I remember just before jumping in the car, my mother and sister both looking at me dubiously. “You can’t handle the sight of blood, are you sure you’re alright to drive?” they asked, noting that I’d already gone deathly pale. I don’t know what propelled me, but I followed the medic and was arriving at the hospital at the same time Lisa and Daniel were. Some speed limits might have been broken in the process.
Whatever adrenaline we’d mustered during his initial wrist-slashing drained away quickly after a few hours waiting in the A&E department. We all felt knackered. And to cap it all, it was the same A&E that my father had been brought to when he collapsed at home and before he was admitted to cancer ward. I even recognized the same staff from that night, and so soon after the funeral, found it hard to cope with. These people wandering around doing their jobs probably didn’t remember the man brought in with breathing difficulties and his worried family. And seeing that place again brought it home how quickly everything changed.
Anyway, that plus the tiredness plus the jagged wound plus the not having eaten anything were slowly taking their toll. Eventually, one of the doctors came in and started trying to remove the dressing from Dan’s wrist. Blood had dried to it and he screamed in a mixture of pain and fear. We tried to distract him while she tried to get to the wound, but eventually she gave up in frustration and called some colleagues in to help.
I took a back seat at that point, but suddenly started feeling dizzy. Yep, that was the colour draining out of my face. This had happened before, and I knew what was about to happen. I muttered to Lisa that I was feeling faint, and she pushed me into that old head-between-the-legs position. Oh, but it was too late for that.
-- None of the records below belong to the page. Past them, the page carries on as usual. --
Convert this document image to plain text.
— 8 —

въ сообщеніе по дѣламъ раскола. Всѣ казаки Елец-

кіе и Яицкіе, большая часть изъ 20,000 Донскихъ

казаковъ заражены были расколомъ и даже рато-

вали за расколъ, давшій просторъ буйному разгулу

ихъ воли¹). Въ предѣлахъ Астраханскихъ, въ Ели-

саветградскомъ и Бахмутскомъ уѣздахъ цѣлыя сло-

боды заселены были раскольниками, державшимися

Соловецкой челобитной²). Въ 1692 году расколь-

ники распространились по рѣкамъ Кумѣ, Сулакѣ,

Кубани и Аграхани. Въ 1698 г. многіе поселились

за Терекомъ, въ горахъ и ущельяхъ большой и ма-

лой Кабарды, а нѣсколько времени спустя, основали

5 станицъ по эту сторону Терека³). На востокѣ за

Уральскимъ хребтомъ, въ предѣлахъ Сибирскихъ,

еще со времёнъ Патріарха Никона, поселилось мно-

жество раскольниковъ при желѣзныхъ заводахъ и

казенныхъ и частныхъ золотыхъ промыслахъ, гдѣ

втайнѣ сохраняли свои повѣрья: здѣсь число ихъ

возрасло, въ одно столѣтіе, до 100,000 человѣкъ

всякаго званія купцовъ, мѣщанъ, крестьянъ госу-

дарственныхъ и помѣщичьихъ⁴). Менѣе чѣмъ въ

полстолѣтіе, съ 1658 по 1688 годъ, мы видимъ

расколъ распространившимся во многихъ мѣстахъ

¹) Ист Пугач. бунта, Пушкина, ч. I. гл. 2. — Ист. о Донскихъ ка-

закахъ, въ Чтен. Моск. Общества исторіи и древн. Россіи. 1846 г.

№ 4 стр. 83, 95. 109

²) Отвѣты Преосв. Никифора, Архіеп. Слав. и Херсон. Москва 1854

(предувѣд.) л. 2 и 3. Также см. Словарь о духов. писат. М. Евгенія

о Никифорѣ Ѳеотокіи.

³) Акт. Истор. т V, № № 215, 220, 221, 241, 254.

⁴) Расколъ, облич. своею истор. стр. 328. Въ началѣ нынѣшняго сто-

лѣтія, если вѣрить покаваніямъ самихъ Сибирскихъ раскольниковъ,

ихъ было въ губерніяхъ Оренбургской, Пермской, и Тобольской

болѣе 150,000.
I propped my head on my arm on the side of a desk and slowly, gracelessly, slid to the ground as the world literally disappeared and everything went black. The last thing I remember is Dan watching me as my face slid past his on the way to the floor.
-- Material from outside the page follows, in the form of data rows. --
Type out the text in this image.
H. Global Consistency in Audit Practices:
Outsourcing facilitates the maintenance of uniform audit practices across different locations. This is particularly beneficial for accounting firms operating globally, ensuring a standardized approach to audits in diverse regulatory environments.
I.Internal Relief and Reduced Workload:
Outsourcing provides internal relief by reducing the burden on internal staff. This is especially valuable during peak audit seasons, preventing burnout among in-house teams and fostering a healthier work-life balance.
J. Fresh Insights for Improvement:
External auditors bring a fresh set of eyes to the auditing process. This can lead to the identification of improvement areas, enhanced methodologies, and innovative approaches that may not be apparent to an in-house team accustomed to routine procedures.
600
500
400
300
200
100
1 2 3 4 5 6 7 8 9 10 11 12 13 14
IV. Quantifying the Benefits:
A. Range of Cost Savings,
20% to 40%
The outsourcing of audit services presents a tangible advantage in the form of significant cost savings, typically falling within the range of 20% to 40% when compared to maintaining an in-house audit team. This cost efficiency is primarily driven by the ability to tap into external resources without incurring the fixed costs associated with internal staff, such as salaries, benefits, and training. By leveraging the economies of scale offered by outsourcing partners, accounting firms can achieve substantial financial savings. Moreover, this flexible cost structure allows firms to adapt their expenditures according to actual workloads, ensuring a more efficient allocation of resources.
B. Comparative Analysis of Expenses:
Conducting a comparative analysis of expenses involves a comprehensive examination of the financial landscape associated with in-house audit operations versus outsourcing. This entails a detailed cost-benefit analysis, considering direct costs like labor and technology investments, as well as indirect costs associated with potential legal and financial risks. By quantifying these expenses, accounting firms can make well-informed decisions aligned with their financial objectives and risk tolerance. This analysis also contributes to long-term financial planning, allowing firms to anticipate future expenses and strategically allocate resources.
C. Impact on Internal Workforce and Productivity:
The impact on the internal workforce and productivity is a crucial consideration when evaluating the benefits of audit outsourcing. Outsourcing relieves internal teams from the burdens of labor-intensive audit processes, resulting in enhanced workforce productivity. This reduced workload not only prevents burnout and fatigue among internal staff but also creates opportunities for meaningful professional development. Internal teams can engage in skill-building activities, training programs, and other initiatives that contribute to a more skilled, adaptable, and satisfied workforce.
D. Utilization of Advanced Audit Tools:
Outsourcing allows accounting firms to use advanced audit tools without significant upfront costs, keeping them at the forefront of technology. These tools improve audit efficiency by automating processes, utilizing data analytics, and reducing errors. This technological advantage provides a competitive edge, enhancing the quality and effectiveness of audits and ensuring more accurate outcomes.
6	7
The drama queen in me must’ve surfaced, because I remember hearing myself muttering that I couldn’t take this anymore and blah blah blah. shamefacedly, I decided to go and wait in the car while Daniel’s wrist was X-Rayed.
As you might imagine, this post was written months ago. I wanted to record the event, but forgot to post it.
Daniel’s wrist eventually healed. We were worried that he would have problems using his hand as a result of severed tendons, but by doing the exercises that we’d been given at the hospital, he has recovered.
He still has a horrendous, ugly scar running across his wrist, and he’ll probably always have to explain what happened when people notice his wrist and ask. On the other hand, he’s become much more cautious about touching windows and doors – which is not a bad thing considering.